Rising Up: Hale Woodruff's Murals at Talladega College

November 7, 2014 – March 1, 2015
Hale Woodruff, “The Mutiny on the Amistad” (1939), oil on canvas, collection of Savery Library, Talladega College, Talladega, Alabama

National Museum of American History
1300 Constitution Ave., NW
Washington, DC

2nd Floor, East Wing, African American History and Culture Gallery

See on Map Floor Plan

In 1938, Atlanta-based artist Hale Woodruff was commissioned to paint a series of murals for Talladega College, Alabama, one of the first colleges established for blacks in the United States. The six murals portray noteworthy events in the rise of blacks from slavery to freedom. Though he painted the murals for a local audience of students and faculty, Woodruff intended their impact to reach beyond Talladega’s campus.

The murals were removed from Talladega College for a five-year collaborative restoration project organized by the High Museum of Art in Atlanta, which also organized a multicity tour of the works. The murals are six monumental canvases arranged in two cycles of three, portraying heroic efforts of resistance to slavery and moments in the history of Talladega College, which opened in 1867 to serve the educational needs of a new population of freed slaves. The first cycle includes the murals “The Mutiny on the Amistad,” which depicts the uprising on the slave ship La Amistad; “The Trial of the Amistad Captives,” depicting the court proceedings that followed the mutiny; and “The Repatriation of the Freed Captives,” portraying the subsequent freedom and return to Africa of the Amistad captives.

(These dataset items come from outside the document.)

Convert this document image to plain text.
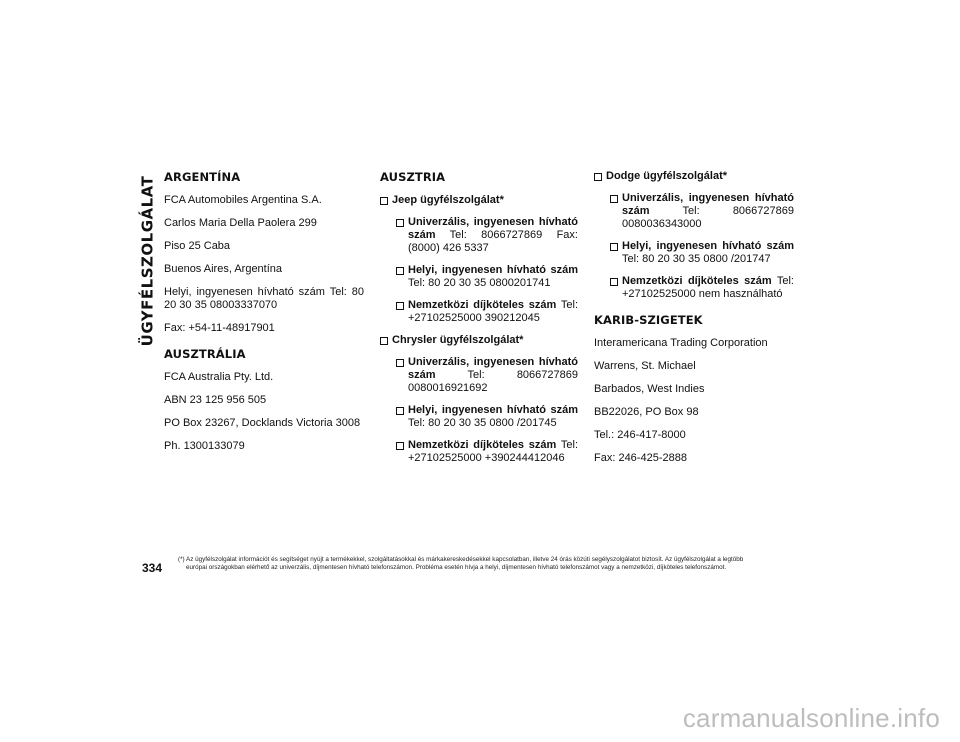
ÜGYFÉLSZOLGÁLAT ARGENTÍNA

FCA Automobiles Argentina S.A.

Carlos Maria Della Paolera 299

Piso 25 Caba

Buenos Aires, Argentína

Helyi, ingyenesen hívható szám Tel: 80 20 30 35 08003337070

Fax: +54-11-48917901

AUSZTRÁLIA

FCA Australia Pty. Ltd.

ABN 23 125 956 505

PO Box 23267, Docklands Victoria 3008

Ph. 1300133079

AUSZTRIA
Jeep ügyfélszolgálat*
Univerzális, ingyenesen hívható szám Tel: 8066727869 Fax: (8000) 426 5337
Helyi, ingyenesen hívható szám Tel: 80 20 30 35 0800201741
Nemzetközi díjköteles szám Tel: +27102525000 390212045
Chrysler ügyfélszolgálat*
Univerzális, ingyenesen hívható szám Tel: 8066727869 0080016921692
Helyi, ingyenesen hívható szám Tel: 80 20 30 35 0800 /201745
Nemzetközi díjköteles szám Tel: +27102525000 +390244412046
Dodge ügyfélszolgálat*
Univerzális, ingyenesen hívható szám Tel: 8066727869 0080036343000
Helyi, ingyenesen hívható szám Tel: 80 20 30 35 0800 /201747
Nemzetközi díjköteles szám Tel: +27102525000 nem használható
KARIB-SZIGETEK

Interamericana Trading Corporation

Warrens, St. Michael

Barbados, West Indies

BB22026, PO Box 98

Tel.: 246-417-8000

Fax: 246-425-2888

334
(*) Az ügyfélszolgálat információt és segítséget nyújt a termékekkel, szolgáltatásokkal és márkakereskedésekkel kapcsolatban, illetve 24 órás közúti segélyszolgálatot biztosít. Az ügyfélszolgálat a legtöbb
európai országokban elérhető az univerzális, díjmentesen hívható telefonszámon. Probléma esetén hívja a helyi, díjmentesen hívható telefonszámot vagy a nemzetközi, díjköteles telefonszámot.
carmanualsonline.info
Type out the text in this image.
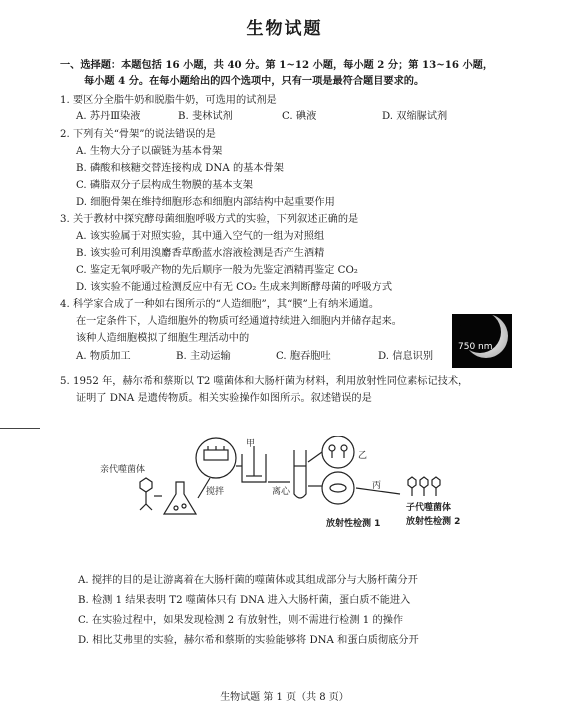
生物试题
一、选择题：本题包括 16 小题，共 40 分。第 1~12 小题，每小题 2 分；第 13~16 小题，
每小题 4 分。在每小题给出的四个选项中，只有一项是最符合题目要求的。
1. 要区分全脂牛奶和脱脂牛奶，可选用的试剂是
A. 苏丹Ⅲ染液	B. 斐林试剂	C. 碘液	D. 双缩脲试剂
2. 下列有关“骨架”的说法错误的是
A. 生物大分子以碳链为基本骨架
B. 磷酸和核糖交替连接构成 DNA 的基本骨架
C. 磷脂双分子层构成生物膜的基本支架
D. 细胞骨架在维持细胞形态和细胞内部结构中起重要作用
3. 关于教材中探究酵母菌细胞呼吸方式的实验，下列叙述正确的是
A. 该实验属于对照实验，其中通入空气的一组为对照组
B. 该实验可利用溴麝香草酚蓝水溶液检测是否产生酒精
C. 鉴定无氧呼吸产物的先后顺序一般为先鉴定酒精再鉴定 CO₂
D. 该实验不能通过检测反应中有无 CO₂ 生成来判断酵母菌的呼吸方式
4. 科学家合成了一种如右图所示的“人造细胞”，其“膜”上有纳米通道。
在一定条件下，人造细胞外的物质可经通道持续进入细胞内并储存起来。
该种人造细胞模拟了细胞生理活动中的
A. 物质加工	B. 主动运输	C. 胞吞胞吐	D. 信息识别
750 nm
5. 1952 年，赫尔希和蔡斯以 T2 噬菌体和大肠杆菌为材料，利用放射性同位素标记技术，
证明了 DNA 是遗传物质。相关实验操作如图所示。叙述错误的是
亲代噬菌体
甲
搅拌	离心
乙
丙
放射性检测 1
子代噬菌体
放射性检测 2
A. 搅拌的目的是让游离着在大肠杆菌的噬菌体或其组成部分与大肠杆菌分开
B. 检测 1 结果表明 T2 噬菌体只有 DNA 进入大肠杆菌，蛋白质不能进入
C. 在实验过程中，如果发现检测 2 有放射性，则不需进行检测 1 的操作
D. 相比艾弗里的实验，赫尔希和蔡斯的实验能够将 DNA 和蛋白质彻底分开
生物试题 第 1 页（共 8 页）
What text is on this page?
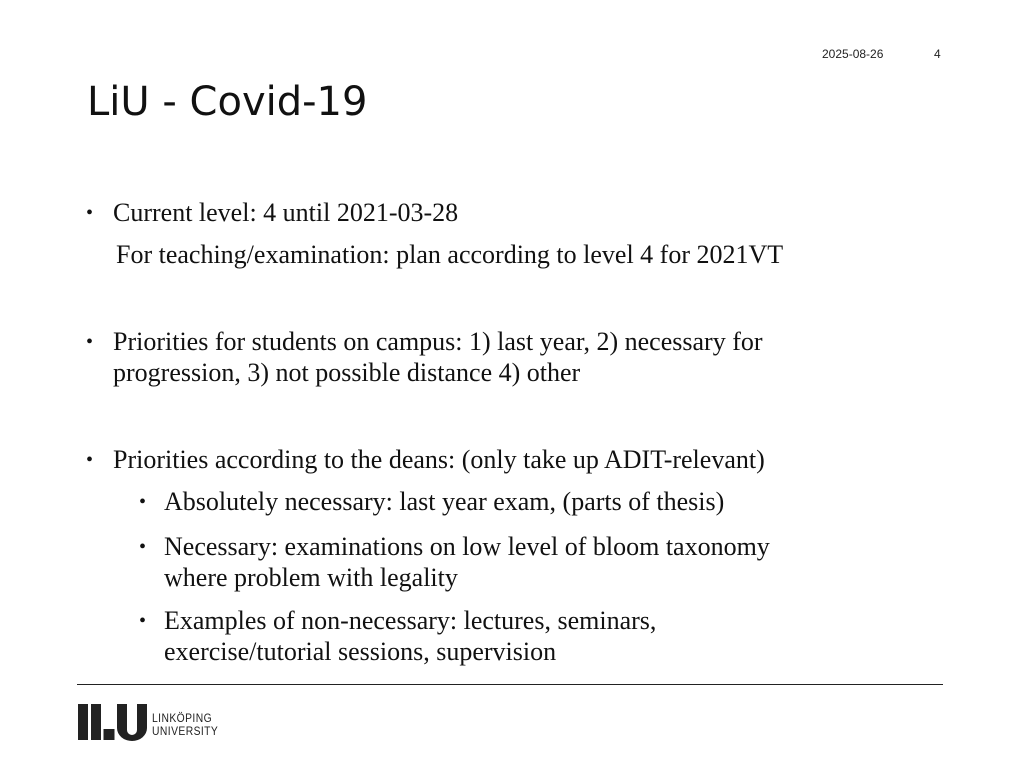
2025-08-26	4
LiU - Covid-19
• Current level: 4 until 2021-03-28
For teaching/examination: plan according to level 4 for 2021VT
• Priorities for students on campus: 1) last year, 2) necessary for
progression, 3) not possible distance 4) other
• Priorities according to the deans: (only take up ADIT-relevant)
• Absolutely necessary: last year exam, (parts of thesis)
• Necessary: examinations on low level of bloom taxonomy
where problem with legality
• Examples of non-necessary: lectures, seminars,
exercise/tutorial sessions, supervision
LINKÖPING
UNIVERSITY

The companion murals “The Underground Railroad,” “The Building of Savery Library” and “Opening Day at Talladega College” show themes of the Underground Railroad, the construction of Savery Library at Talladega College and the early days of the college campus, for which the murals were commissioned, respectively.

Rising Up: Hale Woodruff’s Murals at Talladega College is presented by the Smithsonian’s National Museum of African American History and Culture and is organized by the High Museum of Art in collaboration with Talladega College. The exhibition is co-curated by Jacquelyn Serwer, chief curator at NMAAHC, and Rhea Combs, museum curator.

A full-color, 155-page catalog, published by the High Museum of Art, will be on sale in the National Museum of American History’s store during the exhibition.